In India the potential for this technology is substantial. The country has large coal reserves, but not much natural gas. There are estimated to be 70 to 90 trillion cubic feet (2.0 to 2.6 trillion cubic metres) of coal bed methane in place, of which 20 trillion cubic feet (0.57 trillion cubic metres) are recoverable with conventional CBM. Almost the same volume again is potentially recoverable with ECBM (Kuuskraa, 2009). And exploiting the full potential of ECBM in India could deliver several billion metric tons of CO2 storage capacity.

As ECBM projects come into existence and expand, infrastructure and expertise will grow, enabling identification of the business opportunities that take advantage of proximity between the unminable coal seams and CO2 ‘source’ facilities.
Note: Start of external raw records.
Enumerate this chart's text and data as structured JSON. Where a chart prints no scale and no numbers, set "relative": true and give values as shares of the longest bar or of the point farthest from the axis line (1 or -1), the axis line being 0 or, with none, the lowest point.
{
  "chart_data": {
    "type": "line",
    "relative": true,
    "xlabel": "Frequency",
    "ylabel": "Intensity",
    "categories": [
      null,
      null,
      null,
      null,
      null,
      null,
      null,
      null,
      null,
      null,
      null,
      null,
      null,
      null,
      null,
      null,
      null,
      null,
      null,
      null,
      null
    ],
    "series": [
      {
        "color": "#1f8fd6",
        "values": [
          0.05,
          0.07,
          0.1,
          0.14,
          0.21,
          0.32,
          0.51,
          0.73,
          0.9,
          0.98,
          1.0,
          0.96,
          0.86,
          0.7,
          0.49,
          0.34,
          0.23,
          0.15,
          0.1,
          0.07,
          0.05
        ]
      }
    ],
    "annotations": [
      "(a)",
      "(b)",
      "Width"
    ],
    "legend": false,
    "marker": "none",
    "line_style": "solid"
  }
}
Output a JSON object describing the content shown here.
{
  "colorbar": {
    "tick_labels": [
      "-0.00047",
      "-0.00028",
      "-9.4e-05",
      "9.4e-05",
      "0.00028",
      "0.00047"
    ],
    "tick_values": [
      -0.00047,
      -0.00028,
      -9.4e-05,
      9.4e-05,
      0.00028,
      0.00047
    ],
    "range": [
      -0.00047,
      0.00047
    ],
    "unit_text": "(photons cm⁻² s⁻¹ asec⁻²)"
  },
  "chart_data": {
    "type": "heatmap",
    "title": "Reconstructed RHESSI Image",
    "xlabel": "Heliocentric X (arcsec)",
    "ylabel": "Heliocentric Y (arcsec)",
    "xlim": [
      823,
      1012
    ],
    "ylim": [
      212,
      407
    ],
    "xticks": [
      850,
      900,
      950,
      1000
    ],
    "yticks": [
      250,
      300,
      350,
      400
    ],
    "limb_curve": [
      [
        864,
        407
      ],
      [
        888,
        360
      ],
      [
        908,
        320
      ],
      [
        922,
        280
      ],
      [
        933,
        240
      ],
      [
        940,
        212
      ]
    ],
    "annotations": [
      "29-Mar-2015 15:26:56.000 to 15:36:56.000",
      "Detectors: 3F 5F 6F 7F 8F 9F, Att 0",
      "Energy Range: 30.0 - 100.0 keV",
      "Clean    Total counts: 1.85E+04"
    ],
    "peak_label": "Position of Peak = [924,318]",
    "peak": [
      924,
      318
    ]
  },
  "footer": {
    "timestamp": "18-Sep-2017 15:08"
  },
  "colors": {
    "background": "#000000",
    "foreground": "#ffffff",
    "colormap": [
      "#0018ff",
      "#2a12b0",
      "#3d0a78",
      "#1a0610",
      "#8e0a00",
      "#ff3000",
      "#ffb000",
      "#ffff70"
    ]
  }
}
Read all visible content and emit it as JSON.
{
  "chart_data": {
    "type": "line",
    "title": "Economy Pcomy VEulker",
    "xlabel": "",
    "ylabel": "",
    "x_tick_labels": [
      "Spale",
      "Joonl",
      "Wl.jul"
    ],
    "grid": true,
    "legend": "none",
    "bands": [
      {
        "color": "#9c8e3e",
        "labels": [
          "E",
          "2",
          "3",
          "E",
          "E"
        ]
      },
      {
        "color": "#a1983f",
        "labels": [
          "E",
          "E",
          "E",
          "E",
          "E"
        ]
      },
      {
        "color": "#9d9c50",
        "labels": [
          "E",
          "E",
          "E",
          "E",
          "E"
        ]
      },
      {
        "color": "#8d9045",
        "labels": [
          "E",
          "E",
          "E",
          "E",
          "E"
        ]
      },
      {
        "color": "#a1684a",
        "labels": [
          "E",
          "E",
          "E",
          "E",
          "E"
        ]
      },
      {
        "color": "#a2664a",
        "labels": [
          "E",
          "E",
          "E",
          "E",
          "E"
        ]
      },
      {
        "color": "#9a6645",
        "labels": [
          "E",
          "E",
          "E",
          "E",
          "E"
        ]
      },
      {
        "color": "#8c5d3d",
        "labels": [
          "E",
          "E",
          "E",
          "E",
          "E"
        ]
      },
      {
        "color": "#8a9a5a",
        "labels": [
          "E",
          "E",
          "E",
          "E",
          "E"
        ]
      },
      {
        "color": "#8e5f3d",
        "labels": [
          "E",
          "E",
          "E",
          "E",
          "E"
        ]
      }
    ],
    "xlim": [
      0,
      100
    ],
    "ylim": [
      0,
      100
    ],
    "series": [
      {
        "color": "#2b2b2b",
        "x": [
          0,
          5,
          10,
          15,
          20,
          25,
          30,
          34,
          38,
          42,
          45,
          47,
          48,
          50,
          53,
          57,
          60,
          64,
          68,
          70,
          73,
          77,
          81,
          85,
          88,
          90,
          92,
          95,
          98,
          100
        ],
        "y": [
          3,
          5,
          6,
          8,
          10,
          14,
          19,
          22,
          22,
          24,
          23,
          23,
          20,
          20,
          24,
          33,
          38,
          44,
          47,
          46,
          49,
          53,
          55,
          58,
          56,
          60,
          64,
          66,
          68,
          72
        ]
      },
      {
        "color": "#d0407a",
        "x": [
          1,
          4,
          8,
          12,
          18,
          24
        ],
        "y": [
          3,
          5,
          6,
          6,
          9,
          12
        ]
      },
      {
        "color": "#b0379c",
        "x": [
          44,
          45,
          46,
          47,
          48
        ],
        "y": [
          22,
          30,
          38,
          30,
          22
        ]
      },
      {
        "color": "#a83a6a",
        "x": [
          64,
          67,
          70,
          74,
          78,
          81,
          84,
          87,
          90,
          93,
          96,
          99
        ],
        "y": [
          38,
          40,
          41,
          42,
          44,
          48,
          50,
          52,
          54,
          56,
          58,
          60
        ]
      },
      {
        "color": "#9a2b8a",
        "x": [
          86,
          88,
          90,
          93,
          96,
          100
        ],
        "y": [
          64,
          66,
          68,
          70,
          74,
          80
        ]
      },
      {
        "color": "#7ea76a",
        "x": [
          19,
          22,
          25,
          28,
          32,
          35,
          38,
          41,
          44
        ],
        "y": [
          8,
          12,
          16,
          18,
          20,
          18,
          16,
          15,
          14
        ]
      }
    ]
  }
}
Some of these opportunities have already been identified for India in a recent study commissioned by JOC (ARI, 2015).

In essence, this is a sector where India can demonstrate leadership. India’s Nationally Determined Contribution (NDC) to the Paris Agreement calls for technological solutions and international collaboration on clean coal.

Furthermore, India is committed to reduce the carbon intensity of its GDP by 33-35% by 2030 from 2005 levels, a goal that is hard to reach without addressing fossil fuel emissions. But it’s not just India. The IEA says that 70% of all carbon capture and storage in 2050 will need to be in non-OECD countries, where energy demand is growing and fossil fuels remain an important resource.

Meanwhile, the fight against climate change is becoming a race against time. A recent report by the University of Washington shows that there is only a 5% chance of keeping global warming below 2°C by 2100.

As a complement to renewables and energy efficiency, CCUS and CCU offer an important bridge to a cleaner energy future, allowing us to be smarter about fossil fuels.


– ARI (2015) Advanced Resources International: Screening-Level Assessment of Enhanced Coalbed Methane and CO2 Enhanced Oil Recovery Opportunities in India
– IEA (2015) International Energy Agency World Energy Outlook
– Government of India (2015): India’s Intended Nationally Determined Contribution
– Kuuskraa VA, Stevens SH (2009) World gas shales and unconventional gas: a status report. Presented at United Nations Climate Change Conference, Copenhagen, Dec 2009

UNA-UK thanks Jupiter Oxygen for its generous support for Climate 2020



Dr Vikram Vishal, Assistant Professor from the Indian Institute of Technology Bombay, was awarded the Indian National Science Academy Medal for Young Scientist 2017 and the National Award 2017 by the Indian Ministry of Earth Sciences. He received the awards for his research on CO2 capture and storage combined with methane recovery in coal beds.

What are the most innovative parts of your discovery? I generated underground conditions in the laboratory and replicated the movement of liquefied CO2 into the rocks. This enabled a significant advance in the understanding of carbon dioxide’s phase change behaviour in deep-seated reservoirs. The results have been used to model the CO2 storage capacity vis-à-vis enhanced gas recovery potential for selected Indian reservoirs. The models worked well to predict values of additional methane recovery. We are now ready for field-based trials in the prospective basins.

Where did your ideas come from? I grew up in an industrial city in India and was intrigued by the fate of black smoke emitted from the chimneys. I chose to study the storage of CO2, produced by large coal-fired power plants located in close proximity to the coal fields. I was primarily motivated to look for ways to improve our energy security, but was also looking to reduce the cost of CO2 storage.

What is the biggest obstacle to the take-up of this technology? The first is the need to build a more complete understanding of the geological uncertainties. Other challenges relate to training, better information on the capture and storage sites, the economics of the operation and improving social awareness. However, these challenges are all addressable. Site-specific studies and pilot projects should be explored. Support from the government, the involvement of the industry, international collaboration and more focused R&D will be instrumental to success. Encouragingly, India appears to be ready to work on these and is showing commitment to address climate change.